Across our survey of 150 senior legal leaders, one pattern came through loud and clear: The gap between what legal is asked to deliver and what it’s resourced to handle keeps widening — not because of poor management, but because the operating model itself is outdated.
Legal is being asked to run like a modern business function — agile, data-driven, and integrated — while relying on a staffing structure built for stability and hierarchy. The result is a system that can’t flex fast enough to meet the pace of change.
Regulations shift without warning (37% of leaders cite regulatory uncertainty as a top concern). AI is transforming workflows faster than policies can catch up (88% expect major changes within two years). And nearly half of teams (46%) say they’re already understaffed.
It’s not a capacity problem – it’s a design problem.
Why This Matters Now
Legal teams face conflicting pressures: growing workloads from regulatory uncertainty and geopolitical shocks, budget constraints that limit headcount, and expectations to do more with the same resources. The path forward requires matching the right resources to the right problems.
The Opportunity
Teams that are adapting fastest aren’t necessarily bigger or better funded. They’re simply organizing work differently.
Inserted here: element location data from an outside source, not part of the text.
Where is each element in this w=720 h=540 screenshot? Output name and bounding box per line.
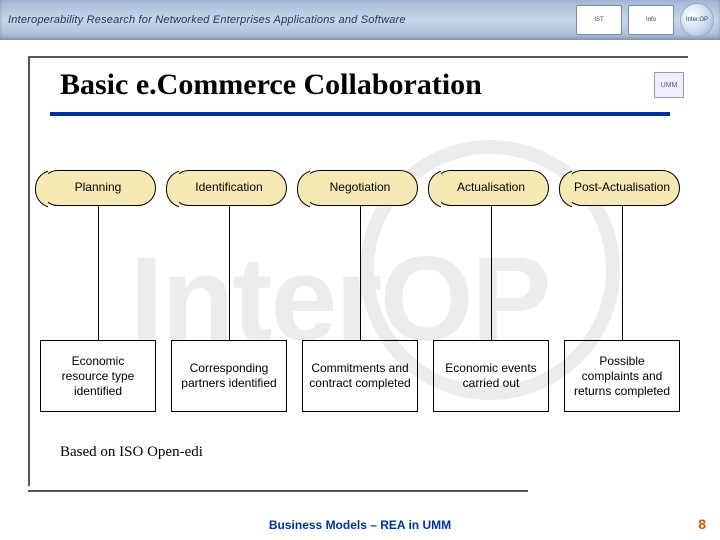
- phase-label: Identification: [195, 181, 262, 194]
- frame-line: [28, 490, 528, 492]
- slide: Interoperability Research for Networked …: [0, 0, 720, 540]
- result-box: Commitments and contract completed: [302, 340, 418, 412]
- result-box: Corresponding partners identified: [171, 340, 287, 412]
- banner-text: Interoperability Research for Networked …: [0, 14, 406, 26]
- page-title: Basic e.Commerce Collaboration: [60, 68, 482, 102]
- footer-text: Business Models – REA in UMM: [0, 518, 720, 532]
- phase-label: Post-Actualisation: [574, 181, 670, 194]
- result-row: Economic resource type identified Corres…: [40, 340, 680, 412]
- result-label: Commitments and contract completed: [309, 361, 411, 391]
- phase-label: Actualisation: [457, 181, 525, 194]
- page-number: 8: [698, 516, 706, 532]
- connector: [491, 206, 492, 340]
- phase-identification: Identification: [171, 170, 287, 206]
- umm-badge-icon: UMM: [654, 72, 684, 98]
- frame-line: [28, 56, 30, 486]
- result-label: Economic events carried out: [440, 361, 542, 391]
- footer: Business Models – REA in UMM 8: [0, 510, 720, 540]
- title-underline: [50, 112, 670, 116]
- footnote: Based on ISO Open-edi: [60, 444, 203, 461]
- phase-label: Planning: [75, 181, 122, 194]
- logo-ist: IST: [576, 5, 622, 35]
- process-diagram: Planning Identification Negotiation Actu…: [40, 170, 680, 430]
- connector: [360, 206, 361, 340]
- connector: [622, 206, 623, 340]
- top-banner: Interoperability Research for Networked …: [0, 0, 720, 40]
- phase-actualisation: Actualisation: [433, 170, 549, 206]
- phase-post-actualisation: Post-Actualisation: [564, 170, 680, 206]
- phase-label: Negotiation: [330, 181, 391, 194]
- result-box: Economic events carried out: [433, 340, 549, 412]
- phase-negotiation: Negotiation: [302, 170, 418, 206]
- result-box: Economic resource type identified: [40, 340, 156, 412]
- connector: [229, 206, 230, 340]
- connector: [98, 206, 99, 340]
- result-label: Corresponding partners identified: [178, 361, 280, 391]
- result-box: Possible complaints and returns complete…: [564, 340, 680, 412]
- frame-line: [28, 56, 688, 58]
- phase-planning: Planning: [40, 170, 156, 206]
- result-label: Economic resource type identified: [47, 354, 149, 399]
- logo-interop: Inter.OP: [680, 3, 714, 37]
- banner-logos: IST Info Inter.OP: [576, 3, 714, 37]
- result-label: Possible complaints and returns complete…: [571, 354, 673, 399]
- phase-row: Planning Identification Negotiation Actu…: [40, 170, 680, 206]
- logo-infosoc: Info: [628, 5, 674, 35]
This ebook shows you how 150 legal leaders are responding. We’ll share survey data on the four priorities that matter most to GCs and CLOs (efficiency, technology, risk, talent), concrete strategies for each, and a 90-day roadmap to build a solution: the Portfolio Solution, a strategic mix of permanent staff, flexible legal talent, and targeted outside counsel that lets you match each problem to the most efficient resource.
Teams using this approach report measurable wins: 33% credit ALSPs for recent successes, 30% are shifting to more strategic use of traditional outside counsel, and leaders see better cost control while maintaining quality.
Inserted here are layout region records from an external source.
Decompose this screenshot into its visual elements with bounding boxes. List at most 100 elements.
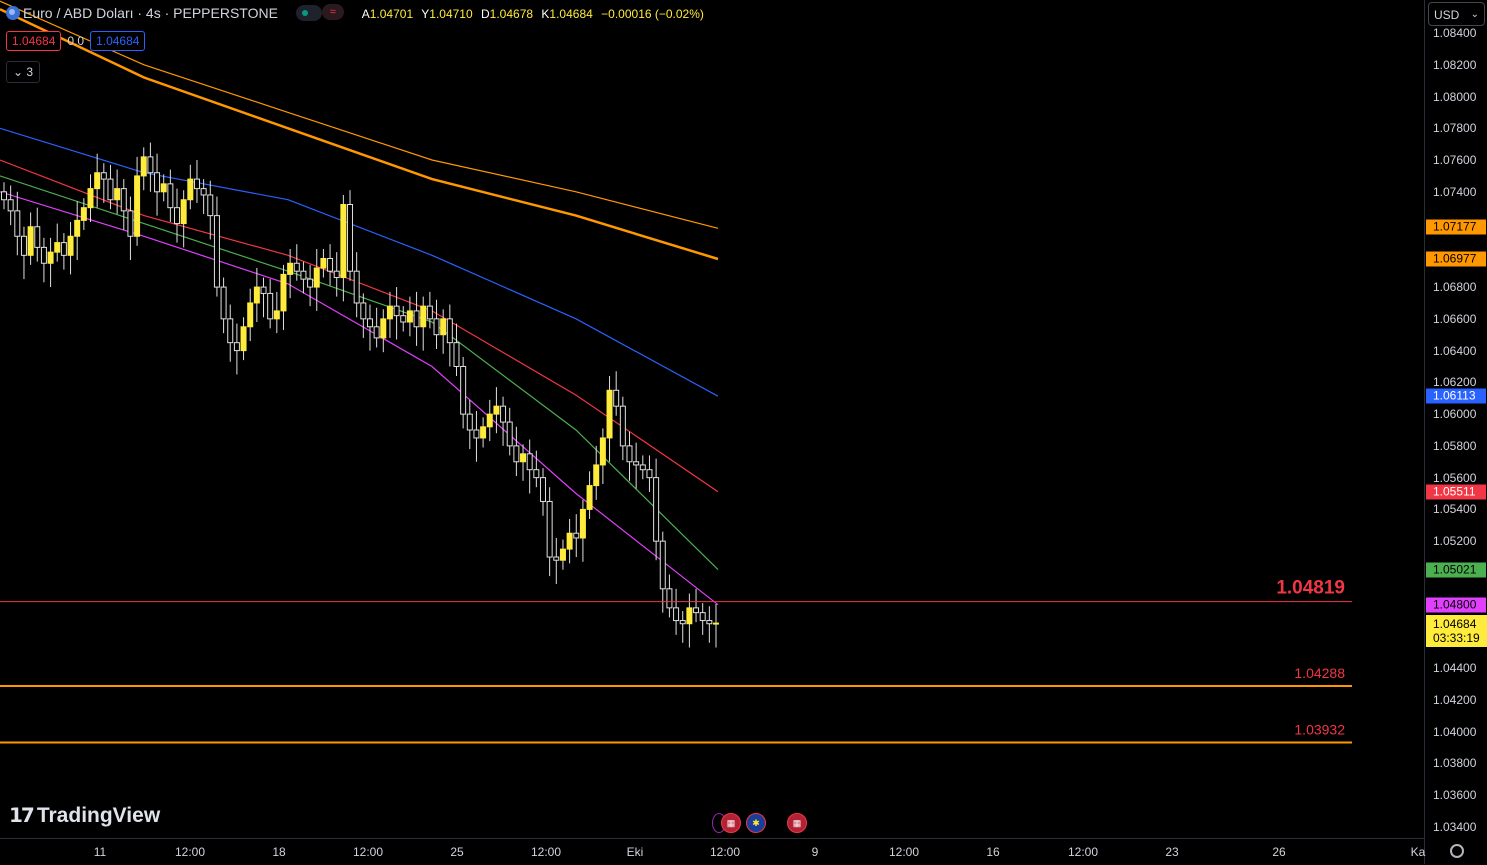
buy-button[interactable]: 1.04684 — [90, 31, 146, 51]
price-tick-label: 1.03800 — [1433, 756, 1477, 771]
candle-body — [646, 469, 653, 479]
price-tick-label: 1.05800 — [1433, 438, 1477, 453]
ohlc-high-value: 1.04710 — [429, 7, 473, 21]
ma-line-4 — [0, 175, 719, 571]
candle-body — [713, 622, 719, 625]
candle-body — [413, 310, 420, 328]
price-chart[interactable]: 1.04819 1.04288 1.03932 — [0, 0, 1424, 838]
currency-value: USD — [1434, 8, 1460, 22]
horizontal-line-label: 1.04819 — [1276, 578, 1345, 599]
candle-body — [313, 267, 320, 288]
candle-body — [533, 469, 540, 479]
candle-body — [446, 318, 453, 344]
time-axis[interactable]: 11 12:00 18 12:00 25 12:00 Eki 12:00 9 12:00 16 12:… — [0, 838, 1425, 865]
candle-body — [280, 273, 287, 312]
ohlc-high-key: Y — [421, 7, 430, 21]
ohlc-values: A1.04701 Y1.04710 D1.04678 K1.04684 −0.0… — [362, 7, 709, 21]
time-tick-label: 16 — [986, 845, 1000, 859]
candle-body — [247, 302, 254, 328]
candle-body — [134, 175, 141, 237]
candle-body — [20, 235, 27, 256]
chart-area[interactable]: 1.04819 1.04288 1.03932 — [0, 0, 1424, 838]
symbol-title[interactable]: Euro / ABD Doları · 4s · PEPPERSTONE — [23, 5, 278, 21]
us-flag-icon[interactable]: ▦ — [721, 813, 741, 833]
gear-icon[interactable] — [1450, 844, 1464, 858]
ma-line-3 — [0, 159, 719, 493]
price-tick-label: 1.06600 — [1433, 311, 1477, 326]
candle-body — [300, 270, 307, 280]
price-tick-label: 1.06200 — [1433, 375, 1477, 390]
candle-body — [127, 210, 134, 237]
tradingview-logo-icon: 𝟭𝟳 — [9, 805, 35, 827]
candle-body — [653, 477, 660, 542]
bar-countdown: 03:33:19 — [1433, 631, 1480, 645]
time-tick-label: 12:00 — [530, 845, 562, 859]
candle-body — [227, 318, 234, 344]
ohlc-low-value: 1.04678 — [489, 7, 534, 21]
price-badge: 1.05511 — [1426, 484, 1486, 500]
candle-body — [14, 210, 21, 237]
price-badge: 1.04800 — [1426, 597, 1486, 613]
price-axis[interactable]: 1.08400 1.08200 1.08000 1.07800 1.07600 1.074… — [1424, 0, 1487, 864]
candle-body — [473, 429, 480, 439]
candle-body — [466, 413, 473, 431]
eu-flag-icon[interactable]: ✱ — [746, 813, 766, 833]
candle-body — [406, 310, 413, 323]
candle-body — [553, 556, 560, 561]
price-tick-label: 1.06000 — [1433, 407, 1477, 422]
ohlc-close-value: 1.04684 — [549, 7, 593, 21]
candle-body — [180, 199, 187, 225]
candle-body — [539, 477, 546, 502]
candle-body — [566, 532, 573, 550]
us-flag-icon[interactable]: ▦ — [787, 813, 807, 833]
candle-body — [107, 178, 114, 201]
candle-body — [40, 246, 47, 264]
time-tick-label: 12:00 — [888, 845, 920, 859]
candle-body — [506, 421, 513, 447]
candle-body — [213, 215, 220, 288]
candle-body — [500, 405, 507, 423]
chevron-down-icon: ⌄ — [12, 65, 24, 79]
price-tick-label: 1.03400 — [1433, 820, 1477, 834]
price-badge: 1.05021 — [1426, 562, 1486, 578]
candle-body — [513, 445, 520, 463]
price-tick-label: 1.05200 — [1433, 534, 1477, 549]
sell-button[interactable]: 1.04684 — [6, 31, 62, 51]
indicators-collapse-button[interactable]: ⌄ 3 — [6, 61, 40, 83]
candle-body — [420, 305, 427, 328]
candle-body — [426, 305, 433, 320]
candle-body — [599, 437, 606, 466]
price-tick-label: 1.07800 — [1433, 121, 1477, 136]
candle-body — [147, 156, 154, 174]
candle-body — [520, 453, 527, 463]
candle-body — [373, 326, 380, 339]
candle-body — [579, 508, 586, 539]
price-tick-label: 1.05400 — [1433, 502, 1477, 517]
candle-body — [140, 156, 147, 177]
candle-body — [7, 199, 14, 212]
last-price-value: 1.04684 — [1433, 617, 1477, 631]
symbol-legend[interactable]: Euro / ABD Doları · 4s · PEPPERSTONE ≈ A… — [6, 4, 709, 21]
candle-body — [493, 405, 500, 415]
candle-body — [160, 183, 167, 193]
candle-body — [440, 318, 447, 336]
candle-body — [54, 242, 61, 253]
candle-body — [573, 532, 580, 539]
market-open-dot-icon — [301, 10, 308, 16]
price-tick-label: 1.04200 — [1433, 692, 1477, 707]
market-status-badge[interactable]: ≈ — [295, 4, 344, 21]
candle-body — [606, 389, 613, 439]
candle-body — [293, 262, 300, 272]
currency-select[interactable]: USD ⌄ — [1428, 2, 1485, 26]
candle-body — [639, 464, 646, 471]
tradingview-watermark[interactable]: 𝟭𝟳 TradingView — [9, 803, 160, 828]
price-change: −0.00016 (−0.02%) — [601, 7, 704, 21]
candle-body — [613, 389, 620, 407]
candle-body — [706, 620, 713, 625]
candle-body — [400, 315, 407, 323]
candle-body — [386, 305, 393, 320]
candle-body — [1, 191, 7, 201]
candle-body — [619, 405, 626, 447]
candle-body — [686, 607, 693, 625]
candle-body — [360, 302, 367, 320]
The result isn’t just a more efficient department. It’s a more resilient one – built to flex when the business does.
Key Findings
- 46% of legal teams are understaffed, even in the face of regulatory uncertainty (37%), AI disruption (88%), and rising outside counsel costs. Traditional resourcing models can’t solve this: high fees push work in-house, but budget constraints prevent hiring the people needed to handle it.
- Mixed staffing models are working: 33% of teams credit alternative legal service providers (ALSPs, which include flexible legal talent) for recent wins, 30% are shifting work from big law to cost-effective alternatives, and leaders are building resource portfolios that blend permanent staff with external expertise.
- Four key priorities are interconnected: Efficiency (56%), Technology (45%), Risk/Compliance (40%), and Business Alignment (39%) are interdependent. You can’t fix one without addressing the others.